As microprocessors and ASICs have migrated toward lower supply voltages and higher currents, they have forced systems designers to adopt distributed power architectures. These architectures minimize the power distribution losses associated with centralized power schemes by placing dc-dc converters as close as possible to the chip for point-of-load conversion. That proximity enables them to maintain tight voltage regulation even in the face of high di/dt requirements, which would be adversely affected by the long pc-board traces required with a centralized supply.
Although power requirements dictate that the dc-dc converter must be placed as close as possible to the processor or ASIC being powered, pc-board space in many applications is at a premium. Therefore, systems designers need dc-dc converters to be as small as possible. In other words, they require converters with the greatest power or current density possible. As a result, power-conversion efficiency becomes a critical factor to the extent that every extra percentage point of efficiency becomes important.

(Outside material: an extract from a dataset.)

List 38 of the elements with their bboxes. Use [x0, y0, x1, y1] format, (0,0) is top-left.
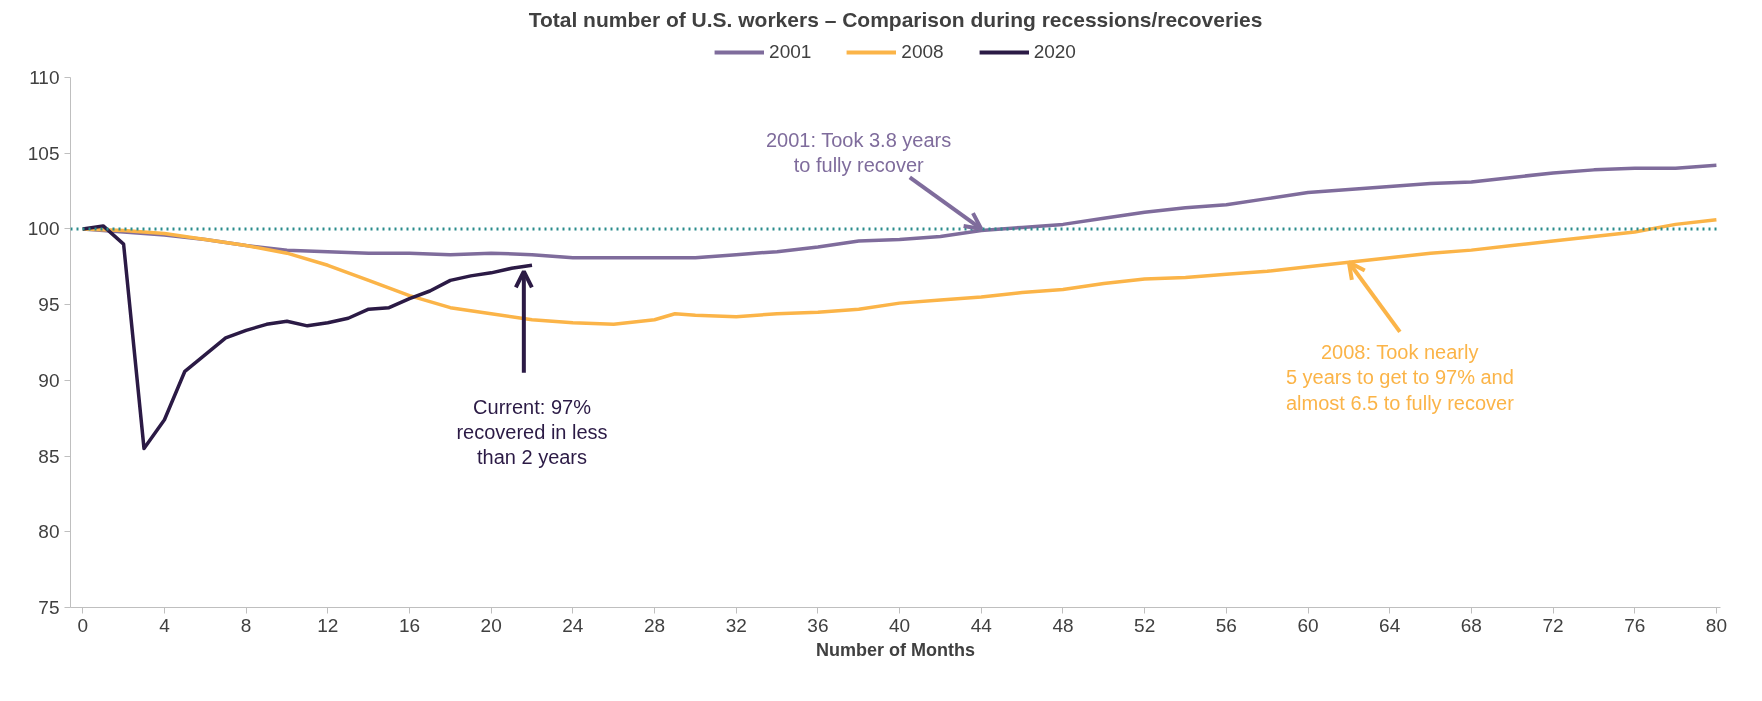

In recent times, designers have had a number of options for implementing their point-of-load dc-dc converters. These range from fully discrete designs that might require as many as 100 components to generate a single high-current output, to fully integrated modular solutions. With the discrete approach, current densities are typically less than 5 A/in.2
International Rectifier Corp. (IR) now offers a higher-efficiency alternative to traditional discrete and modular solutions. iPOWIR, a unique modular power architecture for dc-dc converters, raises efficiencies and reduces design complexity by integrating the design- and layout-critical semiconductors into tightly packaged, power building blocks.
The blocks are multichip module (MCM) components. They will be offered, at least initially, in small BGA-style packages. Unlike other fully integrated converter solutions, they integrate only the critical silicon. To realize the complete converter design, some external passives are required off-chip. But the company claims that this approach yields unprecedented levels of efficiency. IR boasts a potential 2% improvement in overall end efficiency when measured against comparable, industry-leading dc-dc converter solutions.
Plus, there's the inherent design flexibility that the iPOWIR architect provides. First, it allows designers to select the external passive components as needed by the application. Furthermore, iPOWIR offers scalable solutions with initial products in this series each contributing 15 A of output.
Naturally, IR's iPOWIR-based solutions require less development effort than do discrete approaches. For example, using the iPOWIR architecture, the design of a 60-A dc-dc converter is reduced to less than 50 components with fewer than 10 devices per power stage. The resulting current density is 10 A/in.2—twice that of discrete alternatives.
According to the company, in general, iPOWIR can reduce overall converter size anywhere from 15% to 44% compared to existing discrete designs. When measured against modular alternatives, iPOWIR has achieved space savings as great as 58%.
Still, there's another advantage to iPOWIR that sets it apart from other approaches, both discrete and modular. As a leading supplier of power semiconductors, IR has the first crack at the cutting-edge MOSFET technology, and power MOSFETs play a critical role in determining power conversion efficiency. Essentially, that gives the company an ongoing potential to craft industry-leading dc-dc conversion solutions.
The first product in the iPOWIR series is the iP2001, a power building block for multiphase nonisolated synchronous buck converters (Fig. 1). The iP2001 integrates a high-speed MOSFET driver with high- and low-side MOSFETs, diodes, and passives in an 11- by 11- by 3-mm BGA package. It permits development of converters with an input-voltage range of 5 to 16 V and an output-voltage range of 0.95 to 3.3 V. The device operates over switching frequencies ranging from 300 kHz to greater than 1 MHz to deliver up to 15 A per phase, depending on the selection of the external multiphase controller and passives.
The company plans to follow the iP2001 with a fully integrated PWM controller for implementation of single-phase converters. Housed in a 14- by 14- by 3-mm BGA package, this building block will generate a 0.925- to 3.3-V output at up to 15 A (Fig. 2).